Os critérios de inclusão dos sujeitos que originaram o banco de sons foram: lactentes com diagnóstico de BVA, menores de 12 meses, internados em um hospital infantil do Sul do País; nascidos a termo ou com idade gestacional igual ou superior a 34 semanas; sem alterações respiratórias prévias e que estivessem recebendo dieta por via oral. Os critérios de exclusão foram: lactentes com diagnóstico ou em investigação de problemas neurológicos, cardíacos e/ou genéticos; com presença de malformações craniofaciais; com uso de procinéticos e antiácidos ou frente ao diagnóstico de refluxo gastroesofágico realizado por pHmetria esofágica; com necessidade de ventilação mecânica invasiva durante a internação; em uso de sonda para alimentação e oxigenoterapia acima de um litro. Também foram excluídas as crianças com sinais de sedação ou em sono profundo, no momento da avaliação fonoaudiológica.

O diagnóstico de BVA da pesquisa inicial foi confirmado por técnica da imunofluorescência direta em secreção nasofaríngea e, quando necessário, por realização da reação em cadeia de polimerase (polymerase chain reaction - PCR) e constava no prontuário eletrônico do hospital.

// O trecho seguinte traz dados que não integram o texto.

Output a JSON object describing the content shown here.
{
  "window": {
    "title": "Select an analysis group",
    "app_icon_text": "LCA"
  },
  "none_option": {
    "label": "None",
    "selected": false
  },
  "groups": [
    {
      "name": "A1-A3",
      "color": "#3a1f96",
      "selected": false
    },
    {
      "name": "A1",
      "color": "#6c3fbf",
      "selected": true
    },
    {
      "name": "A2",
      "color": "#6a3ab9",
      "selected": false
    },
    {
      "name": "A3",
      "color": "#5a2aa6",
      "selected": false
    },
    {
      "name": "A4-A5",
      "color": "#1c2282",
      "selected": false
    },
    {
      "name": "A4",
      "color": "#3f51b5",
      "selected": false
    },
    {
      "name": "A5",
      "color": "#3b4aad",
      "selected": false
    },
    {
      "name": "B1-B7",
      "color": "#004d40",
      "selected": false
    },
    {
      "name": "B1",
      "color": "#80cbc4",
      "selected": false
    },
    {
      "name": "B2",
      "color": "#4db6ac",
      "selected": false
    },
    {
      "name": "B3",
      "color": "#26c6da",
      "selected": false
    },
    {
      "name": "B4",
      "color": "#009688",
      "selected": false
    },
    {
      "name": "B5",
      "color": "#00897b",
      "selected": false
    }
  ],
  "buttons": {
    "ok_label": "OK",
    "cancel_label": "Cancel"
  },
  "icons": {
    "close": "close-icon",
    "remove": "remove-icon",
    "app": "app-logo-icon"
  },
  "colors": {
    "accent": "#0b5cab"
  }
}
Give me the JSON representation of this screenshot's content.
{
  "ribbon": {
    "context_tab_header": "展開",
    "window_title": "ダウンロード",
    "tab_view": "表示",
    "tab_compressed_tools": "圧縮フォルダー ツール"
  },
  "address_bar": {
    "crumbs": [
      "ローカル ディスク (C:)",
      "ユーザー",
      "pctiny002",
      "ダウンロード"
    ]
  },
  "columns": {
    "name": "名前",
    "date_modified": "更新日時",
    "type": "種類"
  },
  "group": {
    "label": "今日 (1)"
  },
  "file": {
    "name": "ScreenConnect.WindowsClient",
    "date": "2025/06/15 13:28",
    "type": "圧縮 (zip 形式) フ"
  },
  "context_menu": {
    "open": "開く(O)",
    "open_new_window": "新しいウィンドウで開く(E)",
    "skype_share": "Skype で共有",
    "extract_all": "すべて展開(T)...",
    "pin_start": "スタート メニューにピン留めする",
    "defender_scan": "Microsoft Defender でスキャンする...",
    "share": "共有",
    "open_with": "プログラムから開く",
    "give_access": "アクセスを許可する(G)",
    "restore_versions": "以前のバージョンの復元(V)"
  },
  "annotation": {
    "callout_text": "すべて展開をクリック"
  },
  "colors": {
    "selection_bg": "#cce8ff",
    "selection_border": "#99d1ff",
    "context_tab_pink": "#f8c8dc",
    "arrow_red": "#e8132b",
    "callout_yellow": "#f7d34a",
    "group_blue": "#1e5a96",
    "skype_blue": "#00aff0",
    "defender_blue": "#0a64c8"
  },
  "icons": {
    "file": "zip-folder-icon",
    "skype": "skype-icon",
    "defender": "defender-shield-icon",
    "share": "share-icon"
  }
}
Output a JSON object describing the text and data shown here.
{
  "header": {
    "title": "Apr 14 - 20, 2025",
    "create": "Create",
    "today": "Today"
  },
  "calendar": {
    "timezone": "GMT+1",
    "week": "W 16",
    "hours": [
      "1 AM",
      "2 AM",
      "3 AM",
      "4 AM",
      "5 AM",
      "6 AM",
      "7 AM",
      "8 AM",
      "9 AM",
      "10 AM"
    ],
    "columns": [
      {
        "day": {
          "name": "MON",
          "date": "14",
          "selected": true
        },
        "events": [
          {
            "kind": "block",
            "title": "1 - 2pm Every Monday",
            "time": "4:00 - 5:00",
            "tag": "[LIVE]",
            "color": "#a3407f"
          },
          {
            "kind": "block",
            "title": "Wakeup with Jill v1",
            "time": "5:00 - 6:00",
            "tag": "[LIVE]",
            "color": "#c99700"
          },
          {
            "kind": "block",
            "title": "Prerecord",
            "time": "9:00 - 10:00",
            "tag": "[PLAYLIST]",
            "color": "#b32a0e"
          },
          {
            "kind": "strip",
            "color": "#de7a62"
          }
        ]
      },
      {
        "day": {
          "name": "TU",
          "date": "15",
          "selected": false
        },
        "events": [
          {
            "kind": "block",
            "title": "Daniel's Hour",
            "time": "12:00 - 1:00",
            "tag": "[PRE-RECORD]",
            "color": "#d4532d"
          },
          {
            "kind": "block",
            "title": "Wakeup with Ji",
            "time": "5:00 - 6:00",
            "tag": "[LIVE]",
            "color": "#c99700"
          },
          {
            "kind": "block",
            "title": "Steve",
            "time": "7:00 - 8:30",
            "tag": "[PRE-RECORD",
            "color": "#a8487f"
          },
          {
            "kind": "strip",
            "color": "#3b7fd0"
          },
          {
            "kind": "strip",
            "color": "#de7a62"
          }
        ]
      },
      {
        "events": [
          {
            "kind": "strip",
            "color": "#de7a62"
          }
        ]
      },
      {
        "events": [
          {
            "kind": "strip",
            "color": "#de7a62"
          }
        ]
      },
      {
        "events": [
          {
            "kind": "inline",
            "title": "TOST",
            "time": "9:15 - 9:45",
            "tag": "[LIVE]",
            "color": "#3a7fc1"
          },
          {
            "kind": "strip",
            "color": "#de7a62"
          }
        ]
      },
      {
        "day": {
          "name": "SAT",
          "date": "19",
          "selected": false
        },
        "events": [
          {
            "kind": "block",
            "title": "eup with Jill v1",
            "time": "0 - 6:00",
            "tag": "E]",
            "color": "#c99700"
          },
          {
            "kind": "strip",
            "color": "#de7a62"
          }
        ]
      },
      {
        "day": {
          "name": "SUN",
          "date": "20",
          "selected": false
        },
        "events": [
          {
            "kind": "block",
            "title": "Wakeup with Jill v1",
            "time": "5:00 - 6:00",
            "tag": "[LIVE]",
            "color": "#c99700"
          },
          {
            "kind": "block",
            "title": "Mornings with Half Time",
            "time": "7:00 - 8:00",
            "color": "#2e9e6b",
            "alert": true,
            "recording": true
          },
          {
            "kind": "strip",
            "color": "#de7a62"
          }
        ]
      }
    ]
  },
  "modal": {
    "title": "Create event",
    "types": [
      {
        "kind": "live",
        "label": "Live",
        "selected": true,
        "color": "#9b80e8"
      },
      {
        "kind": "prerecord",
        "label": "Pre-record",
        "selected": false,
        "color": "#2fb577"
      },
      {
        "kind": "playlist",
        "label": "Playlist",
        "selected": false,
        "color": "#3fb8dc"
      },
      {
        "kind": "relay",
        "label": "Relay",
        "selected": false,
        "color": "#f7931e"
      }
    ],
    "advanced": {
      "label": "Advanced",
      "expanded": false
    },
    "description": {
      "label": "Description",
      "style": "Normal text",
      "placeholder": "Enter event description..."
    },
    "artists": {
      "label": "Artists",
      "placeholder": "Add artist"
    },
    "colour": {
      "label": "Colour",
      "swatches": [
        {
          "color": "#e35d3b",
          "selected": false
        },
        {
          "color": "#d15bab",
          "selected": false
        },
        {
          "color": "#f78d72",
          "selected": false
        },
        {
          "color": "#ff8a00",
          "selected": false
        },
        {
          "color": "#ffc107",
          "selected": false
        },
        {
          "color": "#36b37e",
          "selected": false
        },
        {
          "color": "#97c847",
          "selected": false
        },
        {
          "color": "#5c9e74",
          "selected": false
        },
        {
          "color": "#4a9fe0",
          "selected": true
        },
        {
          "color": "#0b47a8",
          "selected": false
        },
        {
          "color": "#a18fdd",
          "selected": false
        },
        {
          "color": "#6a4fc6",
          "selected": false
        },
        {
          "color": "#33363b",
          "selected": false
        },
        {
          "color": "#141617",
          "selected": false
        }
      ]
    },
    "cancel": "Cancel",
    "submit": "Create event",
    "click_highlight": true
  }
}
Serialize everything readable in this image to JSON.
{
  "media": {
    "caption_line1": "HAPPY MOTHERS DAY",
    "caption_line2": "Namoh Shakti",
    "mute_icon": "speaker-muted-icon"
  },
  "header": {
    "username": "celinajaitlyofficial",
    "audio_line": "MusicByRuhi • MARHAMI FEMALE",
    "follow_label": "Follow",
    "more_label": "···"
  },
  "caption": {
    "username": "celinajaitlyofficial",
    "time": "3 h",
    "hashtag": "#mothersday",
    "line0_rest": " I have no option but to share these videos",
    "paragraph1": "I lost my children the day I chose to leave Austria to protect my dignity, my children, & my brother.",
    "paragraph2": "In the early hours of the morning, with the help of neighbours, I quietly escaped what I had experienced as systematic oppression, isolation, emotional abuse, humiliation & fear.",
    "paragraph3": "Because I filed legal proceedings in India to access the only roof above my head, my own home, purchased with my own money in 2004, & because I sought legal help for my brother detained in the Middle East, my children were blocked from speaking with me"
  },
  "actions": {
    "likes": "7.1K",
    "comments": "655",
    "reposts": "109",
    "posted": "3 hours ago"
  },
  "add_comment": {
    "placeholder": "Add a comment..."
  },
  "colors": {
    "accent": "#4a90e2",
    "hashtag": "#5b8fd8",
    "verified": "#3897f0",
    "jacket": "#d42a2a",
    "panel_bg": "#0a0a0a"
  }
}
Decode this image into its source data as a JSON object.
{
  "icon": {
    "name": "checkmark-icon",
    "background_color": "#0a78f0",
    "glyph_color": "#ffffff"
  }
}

No decorrer da coleta dos sons, os responsáveis foram orientados a alimentar a criança por aleitamento materno, ou por alimentação artificial oferecida na mamadeira, de maneira habitual. Quando necessário, a fórmula nutricional era preparada de acordo com a prescrição médica, na consistência líquida rala. As avaliações foram realizadas nos horários de alimentação, com intervalo de três horas entre as dietas. Nos casos de aleitamento materno, respeitou-se o intervalo mínimo de duas horas (após a última mamada) para a coleta dos sons.

Realizou-se a análise acústica dos dados arquivados por meio do software Deglutisom®, cujas características são: desenvolvido para o Sistema Operacional Microsoft Windows Vista, Windows 7, Windows 8, Windows 8.1 e/ou Windows 10 nas versões 32 ou 64 bits; utiliza a random access memory (Memória RAM) de 2 GB, devido à gravação de som, ocupando 600 MB de memória em disco rígido (HD) e está disponível para o português, o inglês e o espanhol(2121 Engefono. Software deglutisom. 2016 [citado em 2016 Jul 20]. Disponível em: http://www.engefono.com.br/?page_id=27
http://www.engefono.com.br/?page_id=27...
). O software realiza a transferência do sinal acústico por captação direta.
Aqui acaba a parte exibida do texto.